Time Estimate: 10 - 15 minutes
In this section you will test the asynchronous document processing pipeline that you deployed in the previous steps. You will simulate the processing of multiple documents that already exist in an Amazon S3 bucket. We will leverage S3 Batch operations to achieve the above.
What is S3 Batch operations?
Amazon S3 batch operations performs large-scale batch operations on Amazon S3 objects.
For more information, see https://docs.aws.amazon.com/AmazonS3/latest/user-guide/batch-ops.html.
Download the sample documents below (jpg/jpeg, png, pdf).
Go to the Amazon S3 bucket textractpipeline-existingdocumentsbucketxxxx
created by the CDK commands and upload the pdf document and images that you downloaded. The xxx at the end of the textractpipeline-existingdocumentsbucketxxxx
should have been replaced with a random string in your AWS Account.
Download, open the inventory-test.csv
file and then replace the textractpipeline-existingdocumentsbucketxxxx
value with the actual Amazon S3 bucket name of Step 2 above where you uploaded the 3 documents (employmentapp.png, pdfdoc.pdf, twocolumn.jpg).
Go to the Amazon S3 bucket textractpipeline-inventoryandlogsxxxxx
and upload the csv inventory-test.csv
file containing the list of document names you just uploaded to the bucket textractpipeline-existingdocumentsbucketxxxx
. The CSV file should have two columns bucketName and objectName.
Note: You can also use Amazon S3 Inventory to automatically generate a list of documents in your Amazon S3 bucket.
Go to Amazon S3 and click on Batch operations like below:
Select CSV
under Mafifest format and under Path to manifest object navigate to your inventory-test.csv
file like in the screen shot below. Then choose Next.
Under Operation choose Invoke AWS Lambda function
and under Lambda function choose TextractPipeline-S3BatchProcessorxxxx
like in the screen shot below. Then choose Next.

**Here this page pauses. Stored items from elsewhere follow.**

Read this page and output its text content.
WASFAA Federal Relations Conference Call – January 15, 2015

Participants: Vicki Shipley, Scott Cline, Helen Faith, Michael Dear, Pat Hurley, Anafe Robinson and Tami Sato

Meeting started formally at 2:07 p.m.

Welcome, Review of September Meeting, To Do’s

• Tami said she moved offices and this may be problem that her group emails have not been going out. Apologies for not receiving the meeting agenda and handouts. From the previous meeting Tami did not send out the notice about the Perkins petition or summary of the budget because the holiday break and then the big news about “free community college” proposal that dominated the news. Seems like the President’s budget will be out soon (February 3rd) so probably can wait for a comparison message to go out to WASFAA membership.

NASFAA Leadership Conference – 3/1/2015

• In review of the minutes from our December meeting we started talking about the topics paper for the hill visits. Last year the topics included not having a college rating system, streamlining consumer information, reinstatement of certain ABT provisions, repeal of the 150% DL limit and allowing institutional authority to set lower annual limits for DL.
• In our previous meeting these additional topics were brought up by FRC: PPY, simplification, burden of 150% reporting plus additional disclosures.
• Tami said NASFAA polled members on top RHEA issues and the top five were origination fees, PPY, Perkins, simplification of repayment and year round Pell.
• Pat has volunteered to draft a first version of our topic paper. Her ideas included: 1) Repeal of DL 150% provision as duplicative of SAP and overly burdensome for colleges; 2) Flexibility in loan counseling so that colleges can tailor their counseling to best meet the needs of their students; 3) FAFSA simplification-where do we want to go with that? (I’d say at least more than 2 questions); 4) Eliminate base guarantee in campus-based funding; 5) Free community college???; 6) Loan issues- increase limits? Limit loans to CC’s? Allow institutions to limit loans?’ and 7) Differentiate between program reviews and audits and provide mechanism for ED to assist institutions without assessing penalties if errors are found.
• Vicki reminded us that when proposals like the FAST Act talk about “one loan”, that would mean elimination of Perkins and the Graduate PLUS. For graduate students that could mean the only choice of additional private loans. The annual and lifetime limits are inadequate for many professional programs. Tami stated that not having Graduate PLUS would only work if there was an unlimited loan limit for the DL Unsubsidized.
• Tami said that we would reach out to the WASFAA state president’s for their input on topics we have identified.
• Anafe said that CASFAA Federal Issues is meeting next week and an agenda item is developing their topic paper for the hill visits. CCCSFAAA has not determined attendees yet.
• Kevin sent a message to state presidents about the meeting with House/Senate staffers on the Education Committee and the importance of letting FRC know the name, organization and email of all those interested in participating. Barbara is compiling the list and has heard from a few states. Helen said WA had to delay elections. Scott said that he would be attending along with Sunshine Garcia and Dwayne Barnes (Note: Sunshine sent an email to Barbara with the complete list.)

Untick the Generate completion report box and under Permissions to access the specified resources choose Choose from existing IAM roles
and for IAM role TextractPipeline-S3BatchOperationRolexxxx
like in the screen shot below. Then click Next
Review and click Create job.
You should see now a screen like below:
From Amazon S3 Batch operations page, click on the Job ID link for the job you just created.
Click Confirm and run and then Run job.
From S3 Batch operations page, click refresh to see the job status.
Go to Amazon S3 bucket textractpipeline-existingdocumentsbucketxxxx
and you should see output generated for documents in your list like in the screen shot below:
Congrats! You run the asynchronous document pipeline for 3 existing documents in your S3 bucket using S3 batch operations !!